I recently entered a painting into a major competition. After I entered the painting, I looked at it using the Value Viewer app. I realized that I didn’t have enough darks in the painting, and the composition wasn’t strong. The juror in that competition must have agreed, because the painting didn’t get accepted. I was glad, because it gave the opportunity to create more value changes.

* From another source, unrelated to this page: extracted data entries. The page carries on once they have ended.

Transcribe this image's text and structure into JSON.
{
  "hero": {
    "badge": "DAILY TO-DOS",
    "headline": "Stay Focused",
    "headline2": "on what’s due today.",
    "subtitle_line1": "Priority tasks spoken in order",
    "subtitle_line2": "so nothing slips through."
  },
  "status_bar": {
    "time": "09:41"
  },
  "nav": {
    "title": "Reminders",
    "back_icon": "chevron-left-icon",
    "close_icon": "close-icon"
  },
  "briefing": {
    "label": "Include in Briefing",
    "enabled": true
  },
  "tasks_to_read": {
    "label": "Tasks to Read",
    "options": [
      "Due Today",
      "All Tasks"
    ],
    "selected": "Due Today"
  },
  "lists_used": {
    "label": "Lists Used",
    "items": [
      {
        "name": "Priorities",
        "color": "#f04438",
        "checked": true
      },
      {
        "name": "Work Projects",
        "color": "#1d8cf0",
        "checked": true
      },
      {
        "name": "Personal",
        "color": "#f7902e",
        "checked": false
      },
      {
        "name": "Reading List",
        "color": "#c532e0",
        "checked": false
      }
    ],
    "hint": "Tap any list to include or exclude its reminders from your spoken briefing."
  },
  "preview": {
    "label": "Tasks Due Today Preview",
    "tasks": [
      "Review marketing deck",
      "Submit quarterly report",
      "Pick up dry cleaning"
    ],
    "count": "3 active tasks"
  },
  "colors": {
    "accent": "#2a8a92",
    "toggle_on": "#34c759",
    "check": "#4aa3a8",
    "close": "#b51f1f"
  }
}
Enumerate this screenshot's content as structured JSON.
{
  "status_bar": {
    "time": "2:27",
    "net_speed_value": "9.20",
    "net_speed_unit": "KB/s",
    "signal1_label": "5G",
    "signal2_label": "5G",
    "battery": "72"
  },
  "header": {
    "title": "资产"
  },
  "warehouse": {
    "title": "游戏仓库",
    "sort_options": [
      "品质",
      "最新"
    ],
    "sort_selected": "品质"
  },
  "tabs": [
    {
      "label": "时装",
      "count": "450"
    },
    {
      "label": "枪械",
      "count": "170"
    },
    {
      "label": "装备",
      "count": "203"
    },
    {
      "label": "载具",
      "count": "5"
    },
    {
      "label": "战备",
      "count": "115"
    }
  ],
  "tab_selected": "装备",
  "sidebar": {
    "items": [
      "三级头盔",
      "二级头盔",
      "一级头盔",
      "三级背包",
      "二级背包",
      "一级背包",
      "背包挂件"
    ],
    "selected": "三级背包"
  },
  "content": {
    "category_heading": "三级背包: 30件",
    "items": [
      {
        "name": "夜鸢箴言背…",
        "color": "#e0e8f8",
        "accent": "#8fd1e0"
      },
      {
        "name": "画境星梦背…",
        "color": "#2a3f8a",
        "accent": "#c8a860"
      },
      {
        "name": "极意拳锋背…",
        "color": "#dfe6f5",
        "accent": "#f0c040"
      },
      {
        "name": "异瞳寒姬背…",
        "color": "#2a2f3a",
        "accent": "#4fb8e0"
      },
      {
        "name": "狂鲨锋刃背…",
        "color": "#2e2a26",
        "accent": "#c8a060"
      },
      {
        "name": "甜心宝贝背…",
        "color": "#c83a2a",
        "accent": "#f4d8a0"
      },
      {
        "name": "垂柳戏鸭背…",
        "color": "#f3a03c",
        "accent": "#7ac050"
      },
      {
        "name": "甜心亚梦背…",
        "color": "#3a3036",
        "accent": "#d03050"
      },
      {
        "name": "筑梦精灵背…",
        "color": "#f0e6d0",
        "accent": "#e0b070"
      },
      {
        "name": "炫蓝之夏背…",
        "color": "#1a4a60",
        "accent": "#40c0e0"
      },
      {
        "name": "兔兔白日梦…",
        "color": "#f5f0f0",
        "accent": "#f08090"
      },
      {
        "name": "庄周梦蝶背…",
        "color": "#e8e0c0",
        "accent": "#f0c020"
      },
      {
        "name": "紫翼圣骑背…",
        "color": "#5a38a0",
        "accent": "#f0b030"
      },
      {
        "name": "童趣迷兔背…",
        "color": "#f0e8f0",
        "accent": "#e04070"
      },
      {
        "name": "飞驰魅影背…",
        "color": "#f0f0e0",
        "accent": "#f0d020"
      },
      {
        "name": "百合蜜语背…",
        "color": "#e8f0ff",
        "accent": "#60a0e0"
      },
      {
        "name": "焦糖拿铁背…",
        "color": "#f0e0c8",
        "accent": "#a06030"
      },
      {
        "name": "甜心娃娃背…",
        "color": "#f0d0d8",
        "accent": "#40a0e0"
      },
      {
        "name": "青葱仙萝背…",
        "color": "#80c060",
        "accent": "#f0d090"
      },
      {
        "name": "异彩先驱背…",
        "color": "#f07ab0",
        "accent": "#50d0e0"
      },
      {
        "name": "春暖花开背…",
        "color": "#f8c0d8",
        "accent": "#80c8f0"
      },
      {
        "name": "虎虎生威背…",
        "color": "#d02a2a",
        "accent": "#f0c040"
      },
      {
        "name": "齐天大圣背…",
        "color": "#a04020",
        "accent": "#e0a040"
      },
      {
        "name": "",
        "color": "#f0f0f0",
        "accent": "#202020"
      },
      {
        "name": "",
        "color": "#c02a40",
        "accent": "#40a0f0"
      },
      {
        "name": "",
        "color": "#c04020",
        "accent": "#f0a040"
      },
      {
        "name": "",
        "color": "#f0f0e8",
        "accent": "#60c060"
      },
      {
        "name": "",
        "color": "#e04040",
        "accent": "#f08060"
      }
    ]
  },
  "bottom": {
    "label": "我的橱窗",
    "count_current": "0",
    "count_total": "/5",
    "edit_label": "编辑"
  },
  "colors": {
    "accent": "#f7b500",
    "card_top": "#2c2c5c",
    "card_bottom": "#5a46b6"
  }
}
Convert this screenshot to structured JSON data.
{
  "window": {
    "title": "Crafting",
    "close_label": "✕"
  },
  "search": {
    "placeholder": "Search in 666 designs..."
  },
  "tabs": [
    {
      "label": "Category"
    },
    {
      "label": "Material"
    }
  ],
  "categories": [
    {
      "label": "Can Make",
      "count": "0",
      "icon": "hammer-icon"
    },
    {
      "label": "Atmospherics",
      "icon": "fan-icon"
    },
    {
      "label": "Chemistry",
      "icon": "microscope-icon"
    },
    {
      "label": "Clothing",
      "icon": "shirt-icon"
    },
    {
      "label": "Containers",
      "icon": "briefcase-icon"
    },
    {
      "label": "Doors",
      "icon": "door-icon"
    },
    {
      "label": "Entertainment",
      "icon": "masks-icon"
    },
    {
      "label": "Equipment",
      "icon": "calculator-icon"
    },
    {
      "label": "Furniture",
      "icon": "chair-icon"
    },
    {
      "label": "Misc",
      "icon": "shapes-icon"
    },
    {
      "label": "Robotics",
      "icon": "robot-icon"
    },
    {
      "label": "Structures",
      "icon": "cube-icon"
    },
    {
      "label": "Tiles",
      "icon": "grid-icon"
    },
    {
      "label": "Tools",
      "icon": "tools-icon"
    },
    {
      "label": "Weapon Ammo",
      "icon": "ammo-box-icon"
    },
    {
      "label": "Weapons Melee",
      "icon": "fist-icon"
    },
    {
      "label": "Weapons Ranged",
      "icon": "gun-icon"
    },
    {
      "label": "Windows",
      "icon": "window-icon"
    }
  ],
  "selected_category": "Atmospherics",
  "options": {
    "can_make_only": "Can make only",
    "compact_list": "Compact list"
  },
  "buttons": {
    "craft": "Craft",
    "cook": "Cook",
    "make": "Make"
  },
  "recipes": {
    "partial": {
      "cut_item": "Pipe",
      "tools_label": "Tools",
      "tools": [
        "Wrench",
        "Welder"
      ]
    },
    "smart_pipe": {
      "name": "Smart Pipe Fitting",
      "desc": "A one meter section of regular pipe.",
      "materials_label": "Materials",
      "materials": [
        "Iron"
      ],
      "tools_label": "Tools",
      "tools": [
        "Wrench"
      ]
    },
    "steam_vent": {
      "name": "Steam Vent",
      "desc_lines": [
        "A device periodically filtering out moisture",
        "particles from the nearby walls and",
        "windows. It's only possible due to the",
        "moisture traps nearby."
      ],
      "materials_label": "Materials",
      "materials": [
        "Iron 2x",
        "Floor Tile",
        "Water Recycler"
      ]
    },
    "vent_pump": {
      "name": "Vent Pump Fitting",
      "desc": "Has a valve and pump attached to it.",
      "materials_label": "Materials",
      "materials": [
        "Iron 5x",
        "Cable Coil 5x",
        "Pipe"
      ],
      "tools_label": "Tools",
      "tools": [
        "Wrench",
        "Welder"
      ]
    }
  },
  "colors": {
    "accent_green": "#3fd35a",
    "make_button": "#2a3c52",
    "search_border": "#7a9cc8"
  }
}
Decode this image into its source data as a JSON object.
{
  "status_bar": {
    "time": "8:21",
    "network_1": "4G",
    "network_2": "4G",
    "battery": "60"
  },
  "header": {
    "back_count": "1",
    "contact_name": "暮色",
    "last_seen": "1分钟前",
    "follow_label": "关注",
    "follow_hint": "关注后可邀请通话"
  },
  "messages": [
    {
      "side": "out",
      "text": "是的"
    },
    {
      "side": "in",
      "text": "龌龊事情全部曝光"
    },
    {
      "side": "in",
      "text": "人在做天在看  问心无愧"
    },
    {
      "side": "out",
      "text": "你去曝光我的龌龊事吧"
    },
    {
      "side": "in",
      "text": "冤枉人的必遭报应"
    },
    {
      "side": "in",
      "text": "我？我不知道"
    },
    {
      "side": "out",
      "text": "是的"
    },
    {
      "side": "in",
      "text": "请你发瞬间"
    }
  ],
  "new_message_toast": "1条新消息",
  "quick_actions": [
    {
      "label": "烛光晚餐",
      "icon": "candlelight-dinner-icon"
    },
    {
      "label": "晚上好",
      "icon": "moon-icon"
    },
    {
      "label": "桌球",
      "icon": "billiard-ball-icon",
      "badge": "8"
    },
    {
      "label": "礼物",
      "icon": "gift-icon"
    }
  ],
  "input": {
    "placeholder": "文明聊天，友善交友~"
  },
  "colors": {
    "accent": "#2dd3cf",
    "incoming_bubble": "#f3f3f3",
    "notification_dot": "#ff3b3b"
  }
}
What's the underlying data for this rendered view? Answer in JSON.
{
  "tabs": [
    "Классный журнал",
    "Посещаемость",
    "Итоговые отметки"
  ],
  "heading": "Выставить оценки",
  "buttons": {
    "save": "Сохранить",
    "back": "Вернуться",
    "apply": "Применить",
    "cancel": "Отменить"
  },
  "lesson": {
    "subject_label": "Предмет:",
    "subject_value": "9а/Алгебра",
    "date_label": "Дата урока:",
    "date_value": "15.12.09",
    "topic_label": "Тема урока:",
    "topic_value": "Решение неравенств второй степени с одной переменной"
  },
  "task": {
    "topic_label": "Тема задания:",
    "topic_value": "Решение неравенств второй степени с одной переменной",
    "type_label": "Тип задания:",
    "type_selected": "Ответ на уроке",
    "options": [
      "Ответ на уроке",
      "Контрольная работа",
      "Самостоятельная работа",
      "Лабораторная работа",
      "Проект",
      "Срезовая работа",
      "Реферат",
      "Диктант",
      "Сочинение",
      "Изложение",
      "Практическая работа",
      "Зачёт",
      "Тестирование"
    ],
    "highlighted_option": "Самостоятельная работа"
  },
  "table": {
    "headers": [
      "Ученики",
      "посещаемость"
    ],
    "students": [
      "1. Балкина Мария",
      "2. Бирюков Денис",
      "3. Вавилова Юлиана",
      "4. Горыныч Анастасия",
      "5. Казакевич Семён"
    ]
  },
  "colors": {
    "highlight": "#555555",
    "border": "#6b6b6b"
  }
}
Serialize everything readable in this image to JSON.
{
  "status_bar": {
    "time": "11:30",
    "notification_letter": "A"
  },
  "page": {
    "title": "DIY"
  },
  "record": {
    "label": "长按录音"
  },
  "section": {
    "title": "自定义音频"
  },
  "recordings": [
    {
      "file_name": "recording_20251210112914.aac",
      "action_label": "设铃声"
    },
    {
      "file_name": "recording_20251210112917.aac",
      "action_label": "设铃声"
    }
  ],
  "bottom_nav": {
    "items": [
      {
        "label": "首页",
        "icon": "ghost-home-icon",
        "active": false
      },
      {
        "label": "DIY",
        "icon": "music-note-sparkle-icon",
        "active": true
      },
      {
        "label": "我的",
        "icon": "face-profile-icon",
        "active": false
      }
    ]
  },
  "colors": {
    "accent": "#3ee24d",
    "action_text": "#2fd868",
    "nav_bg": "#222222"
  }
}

I had painted what was in my image, and had forgotten a key concept – the painting has to stand alone. No one is going to have your image when they look at your painting. Just because your painting looks like your image doesn’t mean it’s a good painting. The image may not have the value changes you want in the right part of the composition. You must create an interesting composition and value changes are one of your tools. Are your darkest darks against your lightest lights in or near your center of interest? Or, do you have a dark against a light that is dragging the viewer’s eye to a secondary part of the painting? Do you have enough darks, middle values and lights? You control your composition. You are making the decisions where the dark, middle and light values should go. You need to move your viewer’s eye through the composition, and if the image you chose doesn’t have the compositional elements you need to accomplish this, you need to add them. You can change the values, lose edges, make some more prominent, change the colors, etc.
Here is the image of my painting Trail Boss as originally painted, with the Value View scale of darks and lights. As you can see, the head of the subject wasn’t connected to the bottom of the painting, and there wasn’t enough middle or dark areas. The light value area was too big.
After I got the rejection, I reworked the values, particularly the shirt and pants on the left and the background to the left. The result is a much better painting.
Value viewer is a great tool to use to check your values. I use the app on my iphone.